PDVSA has long been a beacon of hope for the country, a progressive enclave of professional people where meritocracy ruled. The best and the brightest of my country found their professional fulfillment by working for the company. It was not just the wealth, which was and is considerable, that the company generates. It was also a work ethos, a culture whose emulation was intended to spring the entire nation from the traditional paternalistic and empty populist nationalism, so prevalent throughout South America, and into the modern world. Tremendous progress was made -- or at least we thought so.
Then came the present government, headed by President Hugo Chavez, who likes to think of himself as the modern reincarnation of Simon Bolivar, the legendary South American revolutionary. Chavez believes that somehow wealth is there for the splitting among the "masses." How wealth is to be generated never enters the argument. Have we heard this before in the last 100 years? Have there been any successes to show, anywhere?
"Revolutionary" ideological purity is a linchpin of the Chavez government's appointments. PDVSA, with its imposing presence in Venezuela,was accused by then candidate Chavez of being a "state within a state."
Immediately following his election, Chavez's first act was to replace the old upper management with a new one. This was understandable for a national oil company and did not raise too many alarms. Indeed, his appointee was a very legitimate man, Roberto Mandini, who had been the president of the PDVSA U.S. subsidiary, Citgo, and whose credentials included the fact that he was not tainted in Chavez's eyes by an intimate association with the previous PDVSA president, Luis Giusti, a man who was anathema to the Chavez people.
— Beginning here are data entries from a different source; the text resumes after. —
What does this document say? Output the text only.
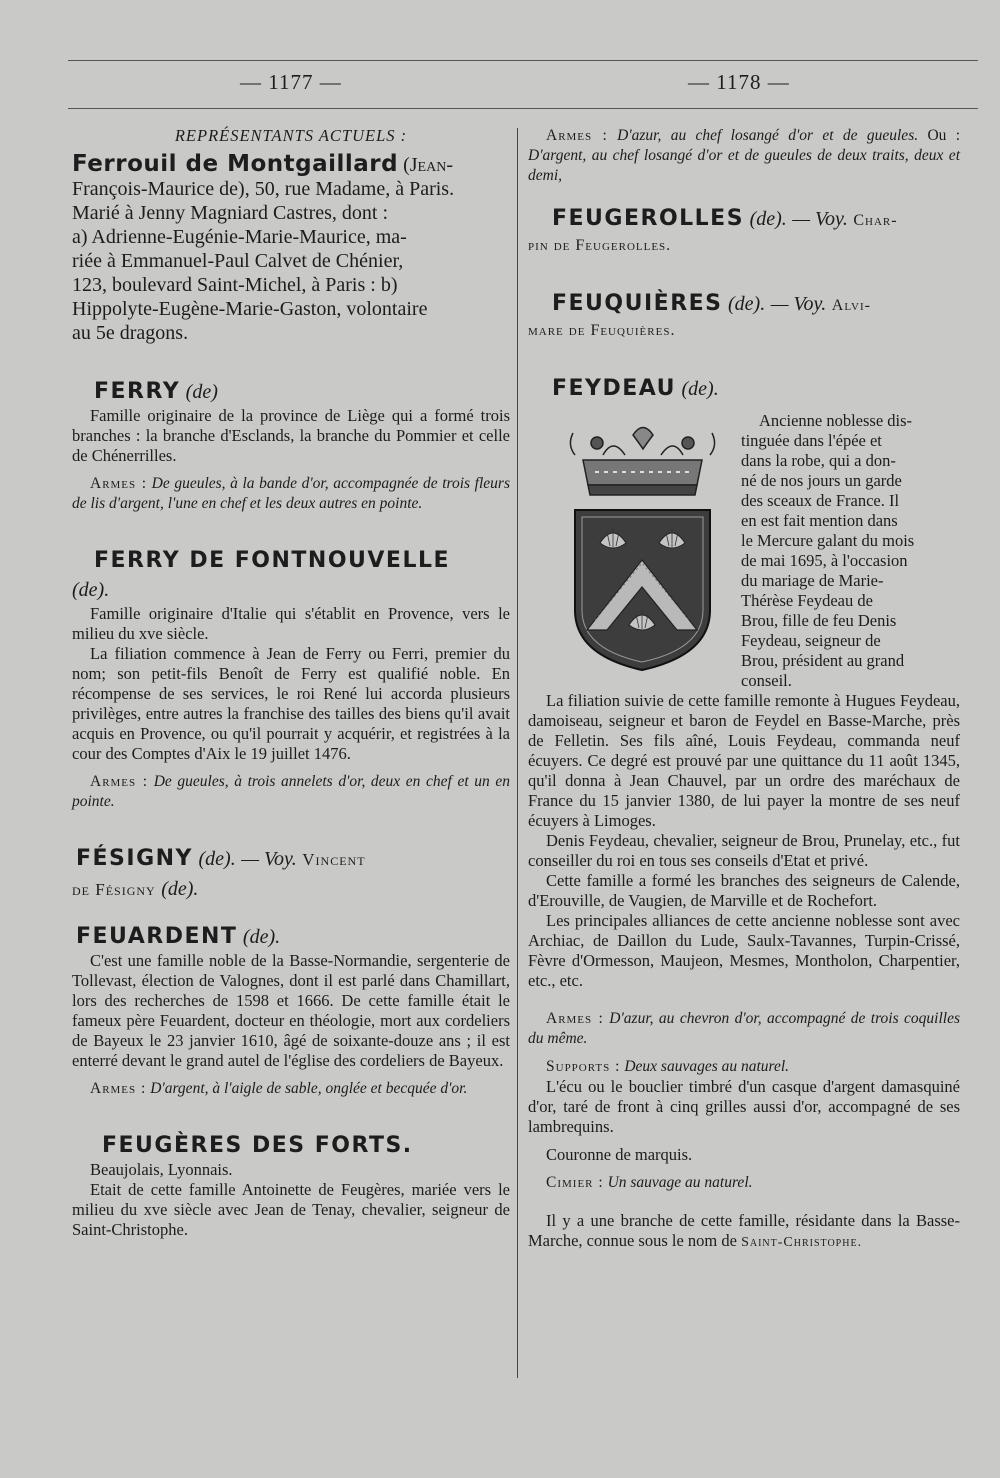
— 1177 —	— 1178 —

REPRÉSENTANTS ACTUELS :

Ferrouil de Montgaillard (Jean-

François-Maurice de), 50, rue Madame, à Paris.

Marié à Jenny Magniard Castres, dont :

a) Adrienne-Eugénie-Marie-Maurice, ma-

riée à Emmanuel-Paul Calvet de Chénier,

123, boulevard Saint-Michel, à Paris : b)

Hippolyte-Eugène-Marie-Gaston, volontaire

au 5e dragons.

FERRY (de)

Famille originaire de la province de Liège qui a formé trois branches : la branche d'Esclands, la branche du Pommier et celle de Chénerrilles.

Armes : De gueules, à la bande d'or, accompagnée de trois fleurs de lis d'argent, l'une en chef et les deux autres en pointe.

FERRY DE FONTNOUVELLE

(de).

Famille originaire d'Italie qui s'établit en Provence, vers le milieu du xve siècle.

La filiation commence à Jean de Ferry ou Ferri, premier du nom; son petit-fils Benoît de Ferry est qualifié noble. En récompense de ses services, le roi René lui accorda plusieurs privilèges, entre autres la franchise des tailles des biens qu'il avait acquis en Provence, ou qu'il pourrait y acquérir, et registrées à la cour des Comptes d'Aix le 19 juillet 1476.

Armes : De gueules, à trois annelets d'or, deux en chef et un en pointe.

FÉSIGNY (de). — Voy. Vincent

de Fésigny (de).

FEUARDENT (de).

C'est une famille noble de la Basse-Normandie, sergenterie de Tollevast, élection de Valognes, dont il est parlé dans Chamillart, lors des recherches de 1598 et 1666. De cette famille était le fameux père Feuardent, docteur en théologie, mort aux cordeliers de Bayeux le 23 janvier 1610, âgé de soixante-douze ans ; il est enterré devant le grand autel de l'église des cordeliers de Bayeux.

Armes : D'argent, à l'aigle de sable, onglée et becquée d'or.

FEUGÈRES DES FORTS.

Beaujolais, Lyonnais.

Etait de cette famille Antoinette de Feugères, mariée vers le milieu du xve siècle avec Jean de Tenay, chevalier, seigneur de Saint-Christophe.

Armes : D'azur, au chef losangé d'or et de gueules. Ou : D'argent, au chef losangé d'or et de gueules de deux traits, deux et demi,

FEUGEROLLES (de). — Voy. Char-

pin de Feugerolles.

FEUQUIÈRES (de). — Voy. Alvi-

mare de Feuquières.

FEYDEAU (de).

Ancienne noblesse dis-

tinguée dans l'épée et

dans la robe, qui a don-

né de nos jours un garde

des sceaux de France. Il

en est fait mention dans

le Mercure galant du mois

de mai 1695, à l'occasion

du mariage de Marie-

Thérèse Feydeau de

Brou, fille de feu Denis

Feydeau, seigneur de

Brou, président au grand

conseil.

La filiation suivie de cette famille remonte à Hugues Feydeau, damoiseau, seigneur et baron de Feydel en Basse-Marche, près de Felletin. Ses fils aîné, Louis Feydeau, commanda neuf écuyers. Ce degré est prouvé par une quittance du 11 août 1345, qu'il donna à Jean Chauvel, par un ordre des maréchaux de France du 15 janvier 1380, de lui payer la montre de ses neuf écuyers à Limoges.

Denis Feydeau, chevalier, seigneur de Brou, Prunelay, etc., fut conseiller du roi en tous ses conseils d'Etat et privé.

Cette famille a formé les branches des seigneurs de Calende, d'Erouville, de Vaugien, de Marville et de Rochefort.

Les principales alliances de cette ancienne noblesse sont avec Archiac, de Daillon du Lude, Saulx-Tavannes, Turpin-Crissé, Fèvre d'Ormesson, Maujeon, Mesmes, Montholon, Charpentier, etc., etc.

Armes : D'azur, au chevron d'or, accompagné de trois coquilles du même.

Supports : Deux sauvages au naturel.

L'écu ou le bouclier timbré d'un casque d'argent damasquiné d'or, taré de front à cinq grilles aussi d'or, accompagné de ses lambrequins.

Couronne de marquis.

Cimier : Un sauvage au naturel.

Il y a une branche de cette famille, résidante dans la Basse-Marche, connue sous le nom de Saint-Christophe.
Mandini did not last long. Seven months later, he was unceremoniously canned and replaced by a highly unqualified ideologue, Hector Ciavaldini, who started a process of "purification." Ciavaldini, a relatively low-level ex-PDVSA employee, had no discernible status among PDVSA professionals or managers. His only qualification was his allegiance to the government (and his animosity toward the old management). New appointments, not just to key positions, but also to run-of-the-mill, routine jobs were, firstly, ideologically based. Merit was only as an afterthought Government loyalist vigilantes were installed in the board of directors.
Both Ciavaldini's management, but especially his moves, brought about a quick reaction among PDVSA professionals and a large public outcry. What was happening was a stark departure from decades of practices. Continued unrest brought another swift change. Ciavaldini was replaced by an army general who had no previous connection with PDVSA. Gen. Guaicaipuro Lameda took over as PDVSA president in October 2000 with some obvious apprehension by the staff. Yet, his tenure was probably not what the government had expected. From the beginning, one of his stated tasks was to depoliticize the company. He ran the company as a progressive entity that responds to internationally recognized business practices and not as a government fiefdom, one intended to respond to ideologically tainted objectives.
Then, about a month ago, the government replaced its own hand-picked president with Gaston Parra, an academic with no knowledge of the workings of a petroleum company. Parra's only real claim to fame has been essays lambasting essentially everything that Venezuela has done for the past 40 years.
Immediately, 44 senior executives (practically the entire upper management of the company) signed a public statement of "no confidence" in the new appointment.
I am certain that the unfolding drama will lead to a crisis whose dimensions and repercussions are hard to fathom. Americans should pay close attention to what is happening in the Venezuelan oil industry. Potentially, this is no less a national security problem than the Middle East.